Brush your teeth at least twice a day and after meals when possible.

Floss Daily

If you suffer from morning sickness, repeatedly rinse our mouth with water and brush your teeth as often as possible to neutralize the acid caused by vomiting.

If brushing your teeth causes morning sickness, rinse your mouth with water, brush without toothpaste and follow with anti-plaque fluoride mouthwash.

DIET

Eat a well-balanced diet with plenty of vitamin C and B12. If you snack, stack healthy, and brush in between. See your dentist for help in controlling plaque and preventing gingivitis. Also schedule routine exams and cleaning to maintain good dental health. Remember, the healthier your mouth is, the healthier and happier your pregnancy and baby will be. Pregnancy is an exciting time and proper dental care can help keep everything going smoothly.

Link between Gum Disease and Early Births

In a study of 1,313 pregnant women, researchers at the University of Alabama found that women with severe periodontal disease, in their second trimester of pregnancy tended to give birth anywhere from 3 to 8 weeks before their due dates!

There are several things you can do to make your visit as comfortable as possible, and keep the amount of anesthetic that you’ll require to a minimum.

• You may want to take a mild pain medication prior to your appointment. If you’re not sure what medication is safe for you, discuss options with your health care provider.

• If you’re anxious about the procedure, talk to your dentist about whether laughing gas (nitrous oxide) would be appropriate to help keep you comfortable and relaxed. For many women laughing gas is safe and effective, as long as you are breathing at least 50% oxygen and the nitrous oxide isn’t used for more than 30 minutes.

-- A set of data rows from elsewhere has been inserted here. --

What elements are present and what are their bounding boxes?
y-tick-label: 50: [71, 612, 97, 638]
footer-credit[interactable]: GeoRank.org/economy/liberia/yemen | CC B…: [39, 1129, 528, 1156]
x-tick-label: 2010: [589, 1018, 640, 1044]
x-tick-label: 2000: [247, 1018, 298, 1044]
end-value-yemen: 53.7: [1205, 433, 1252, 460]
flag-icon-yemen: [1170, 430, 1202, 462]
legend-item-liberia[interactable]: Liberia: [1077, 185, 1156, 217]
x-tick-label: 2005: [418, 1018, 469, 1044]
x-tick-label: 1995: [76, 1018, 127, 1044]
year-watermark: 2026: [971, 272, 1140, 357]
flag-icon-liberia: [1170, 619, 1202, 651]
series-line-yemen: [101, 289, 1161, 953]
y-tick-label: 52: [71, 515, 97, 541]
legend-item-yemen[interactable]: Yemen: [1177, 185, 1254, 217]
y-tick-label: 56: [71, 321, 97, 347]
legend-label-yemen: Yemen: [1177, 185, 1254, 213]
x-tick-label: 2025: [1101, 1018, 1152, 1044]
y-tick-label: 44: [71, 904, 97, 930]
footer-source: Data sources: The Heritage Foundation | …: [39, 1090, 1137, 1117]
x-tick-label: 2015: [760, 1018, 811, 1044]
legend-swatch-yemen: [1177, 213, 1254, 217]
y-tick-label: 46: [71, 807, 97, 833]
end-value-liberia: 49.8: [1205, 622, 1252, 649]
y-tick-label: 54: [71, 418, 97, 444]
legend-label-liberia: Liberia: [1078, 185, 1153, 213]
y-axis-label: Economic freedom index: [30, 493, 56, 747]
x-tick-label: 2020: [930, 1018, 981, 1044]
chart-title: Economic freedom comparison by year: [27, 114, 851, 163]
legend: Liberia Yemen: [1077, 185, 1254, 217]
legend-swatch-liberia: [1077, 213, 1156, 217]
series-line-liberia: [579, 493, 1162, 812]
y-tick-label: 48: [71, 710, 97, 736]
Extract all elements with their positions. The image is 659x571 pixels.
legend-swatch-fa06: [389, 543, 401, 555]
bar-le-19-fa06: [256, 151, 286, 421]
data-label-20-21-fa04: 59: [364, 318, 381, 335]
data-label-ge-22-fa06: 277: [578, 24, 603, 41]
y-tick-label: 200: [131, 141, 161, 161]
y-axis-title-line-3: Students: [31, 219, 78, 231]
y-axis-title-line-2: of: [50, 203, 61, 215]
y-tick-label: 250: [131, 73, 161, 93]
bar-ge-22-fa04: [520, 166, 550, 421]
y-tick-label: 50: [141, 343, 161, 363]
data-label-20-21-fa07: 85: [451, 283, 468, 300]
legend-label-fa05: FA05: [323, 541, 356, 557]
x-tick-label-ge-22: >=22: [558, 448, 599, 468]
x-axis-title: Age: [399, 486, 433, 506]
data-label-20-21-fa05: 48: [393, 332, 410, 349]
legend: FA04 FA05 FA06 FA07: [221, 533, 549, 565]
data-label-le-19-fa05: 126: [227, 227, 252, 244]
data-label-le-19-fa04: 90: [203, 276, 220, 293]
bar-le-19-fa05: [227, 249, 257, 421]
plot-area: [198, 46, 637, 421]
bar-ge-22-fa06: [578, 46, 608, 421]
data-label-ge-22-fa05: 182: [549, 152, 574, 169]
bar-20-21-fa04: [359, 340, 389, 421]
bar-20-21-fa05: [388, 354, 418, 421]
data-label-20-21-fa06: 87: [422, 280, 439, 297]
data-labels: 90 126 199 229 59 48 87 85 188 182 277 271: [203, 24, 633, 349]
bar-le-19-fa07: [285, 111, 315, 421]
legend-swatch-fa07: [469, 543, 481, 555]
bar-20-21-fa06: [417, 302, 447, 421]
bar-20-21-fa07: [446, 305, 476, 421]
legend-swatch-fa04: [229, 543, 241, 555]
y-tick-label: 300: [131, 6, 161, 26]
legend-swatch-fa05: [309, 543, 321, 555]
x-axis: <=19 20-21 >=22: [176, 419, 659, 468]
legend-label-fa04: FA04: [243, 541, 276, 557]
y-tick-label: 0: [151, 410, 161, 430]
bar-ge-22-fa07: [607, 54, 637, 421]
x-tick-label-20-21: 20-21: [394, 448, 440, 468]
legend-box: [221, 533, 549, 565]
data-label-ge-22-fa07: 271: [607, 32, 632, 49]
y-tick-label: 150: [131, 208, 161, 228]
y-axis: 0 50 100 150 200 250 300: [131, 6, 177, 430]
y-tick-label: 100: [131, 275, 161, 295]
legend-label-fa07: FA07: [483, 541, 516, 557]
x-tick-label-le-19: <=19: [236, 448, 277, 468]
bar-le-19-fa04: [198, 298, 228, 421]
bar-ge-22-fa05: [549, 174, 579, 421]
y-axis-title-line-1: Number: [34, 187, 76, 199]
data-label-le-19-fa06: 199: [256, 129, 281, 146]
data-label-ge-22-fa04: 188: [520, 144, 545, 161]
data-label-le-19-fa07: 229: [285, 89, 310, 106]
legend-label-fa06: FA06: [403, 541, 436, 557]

• Have some protein 40-60 minutes before your appointment to minimize any hunger.

• While you’re in the dental chair, focus on your breathing and keep your legs next to each other, not crossed to keep your blood circulation flowing.

• Bring headphones and favorite, relaxing CDs or audiotapes.

• If you’ll need a lot of dental work, make several short appointments rather than fewer, longer appointments. Take a pillow to place under your right hip to keep you and the baby more comfortable.